There's a lot going on in Philly right now. I know some people have heard about PCA Mt. Airy, the second clinic that's in the works. What most people don't know — and it's still not to be made public knowledge yet please kthx — is that I am also doing my best to put things in place for a move to Tucson in August. Last night I got a call from the lead teacher at a free charter school (with goats!) saying that there was a place for my daughter there if I still wanted it. Yes please, I screamed.
I know this all sounds crazy, and like there's too many plans for change happening, how can this possibly work? You're gonna have to trust me on that, mostly. Light some candles for me while you're at it too, please.
One thing that has been hammered home around these POCA parts is that #1. Clinics are most stable without a lot of transition going on, and what we want most of all — more than lots of money — is clinic stability and job stability. But another thing that is constantly emphasized is that your clinic needs to be able to survive without your personality — it has to be able to weather the storms of owners and punks leaving and getting sick and having babies, etc. Some inspiring person somewhere said once or twice that the only thing we can actually count on in this life is change, so what I am really grappling with right now is how to brave all of this crazy change while keeping the clinic's stability in mind and holding out the big picture that I too ultimately want some stability in my and my daughter's life. This is where the idea that the philly clinics need to be able to survive without my personality really gets important. And the other question here is this: when does personality become a barrier to patients? I'll get to that later.
Ideally, of course, patients are coming to your clinic for acupuncture, and to be in charge of their own body's healing process. What's the reality? How many of us have patients that we know disappear if we go out of town, and wait to get their weekly treatment until we get back? The reality is that people get attached. They get attached to certain chairs, and they definitely get attached to certain acupuncturists. It's easy enough to say hey, I'm leaving town, go see Sarah or Billy please.. But the reality is, just like when Korben left, a lot of them will leave when I do. Hopefully not too many. Eventually they'll probably be back. The clinic is still in a rough place from that transition — and now another big one is on its way.

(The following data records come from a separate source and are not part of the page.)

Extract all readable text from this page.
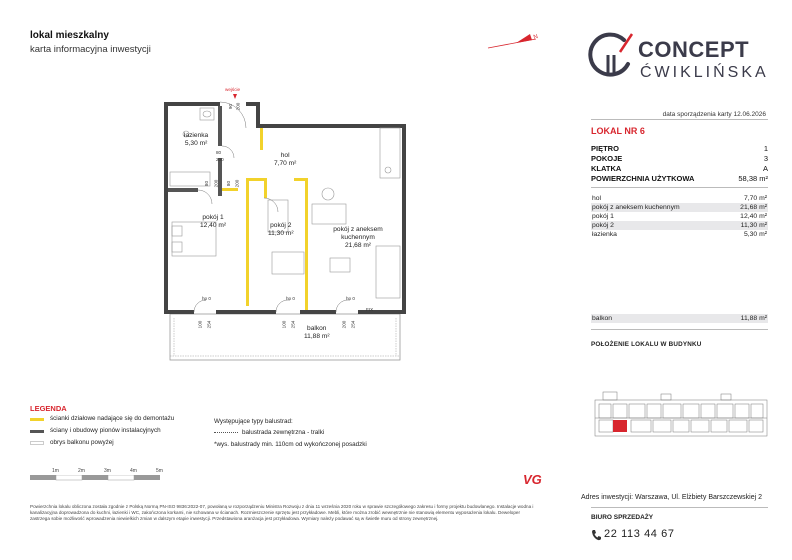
lokal mieszkalny
karta informacyjna inwestycji
N	CONCEPT
ĆWIKLIŃSKA
data sporządzenia karty 12.06.2026
LOKAL NR 6
PIĘTRO	1
POKOJE	3
KLATKA	A
POWIERZCHNIA UŻYTKOWA	58,38 m²
hol	7,70 m²
pokój z aneksem kuchennym	21,68 m²
pokój 1	12,40 m²
pokój 2	11,30 m²
łazienka	5,30 m²
balkon	11,88 m²
POŁOŻENIE LOKALU W BUDYNKU
wejście
90 200
łazienka
5,30 m²
80
200
hol
7,70 m²
80 200 80 200
pokój 1
12,40 m²	pokój 2
11,30 m²
pokój z aneksem kuchennym
21,68 m²
hp 0
100 254
hp 0
100 254
hp 0
200 254
FIX
balkon
11,88 m²
LEGENDA
ścianki działowe nadające się do demontażu
ściany i obudowy pionów instalacyjnych
obrys balkonu powyżej
Występujące typy balustrad:
balustrada zewnętrzna - tralki
*wys. balustrady min. 110cm od wykończonej posadzki
1m	2m	3m	4m	5m
VG
Powierzchnia lokalu obliczona została zgodnie z Polską Normą PN-ISO 9836:2022-07, powołaną w rozporządzeniu Ministra Rozwoju z dnia 11 września 2020 roku w sprawie szczegółowego zakresu i formy projektu budowlanego. Instalacje wodna i kanalizacyjna doprowadzona do kuchni, łazienki i WC, zakończona korkami, nie schowana w ścianach. Rozmieszczenie sprzętu jest przykładowe. Mebli, które można zrobić wewnętrznie nie stanowią elementu wyposażenia lokalu. Deweloper zastrzega sobie możliwość wprowadzenia niewielkich zmian w dalszym etapie inwestycji. Przedstawiona aranżacja jest przykładowa. Wymiary należy podawać są w świetle muru od strony zewnętrznej.
Adres inwestycji: Warszawa, Ul. Elżbiety Barszczewskiej 2
BIURO SPRZEDAŻY
22 113 44 67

We are talking about this stuff pretty much all of the time right now, it feels like. Or maybe it's just that I am thinking about it all of the time, I don't know. We have strategies in place and will have more before the time comes for me to take my name all the way off of the schedule. One of the things I am really excited about though is the fact that even after I leave, whether I end up still being part owner at both clinics or not, depending…, is that this Mt. Airy clinic #2 is going to be just another PCA. It's not getting a whole new clinic personality — not that it's not a different clinic, of course, but that there are going to be certain very key elements that it will have in common with PCA #1 and that will stay that way regardless of me and my personality. Obviously people have opened second — and soon, a third WCA is on the way — clinics and that's not new. What's new is the idea that these two PCA clinics with the same-ish name, logo, paperwork, connected by a common URL, POCAPoint, and practice fusion patient base could co-exist and cooperate in the same city *even without an owner in common.* Honestly to me this feels like nothing less than removing a huge barrier for patients, not to mention just making things a hell of a lot easier for the new clinic. Just like the local food co-op that has three branches around town — I'm probably more likely to go to one of them because I have already been to the other one. I see brand new restaurants open up all the time up and down Germantown Avenue, and I see a lot of them fail. Most recently, a second Iron Hill Brewery opened up there, the first is in a town about 40 minutes away — and has been packed from day one. It's so busy you shouldn't even bother trying to get a table there on a friday or saturday night. All because people know the brand.
I am so interested to see how this could work in other cities as more and more cities start to have multiple clinics. There are the regional nodes, of course… Seattle is an incredible example. How can people share resources and remove more barriers for patients? How can we cooperate with each other within this cooperative on a very real, daily basis? I only know what this looks like here now, of course, but I love the idea of clinics somehow welcoming new clinics to town by just being plain old clinics, getting the personality out of the way, sharing names and logos and websites and patient bases. Maybe this will pave the way somehow for patients to get the idea that just like it's not about it being “Fancypants Clinic Name,” it's also not about it being Ellen Vincent L.Ac or David Lesseps L F'ing Ac or whoever… it's just about getting acupuncture. And it will make us all be able to be more stable when the storms come, and travel and DO THINGS LIKE GO TO POCAFESTS!!!!!! (BTW GO REGISTER NOW).
everyone here is so fucking brave. There's nothing easy going on around here, and honestly I know I couldn't be making any of these big plans without all of you. I can't wait to see you all at POCAfest GO REGISTER PLEASE RIGHT NOW. kthx.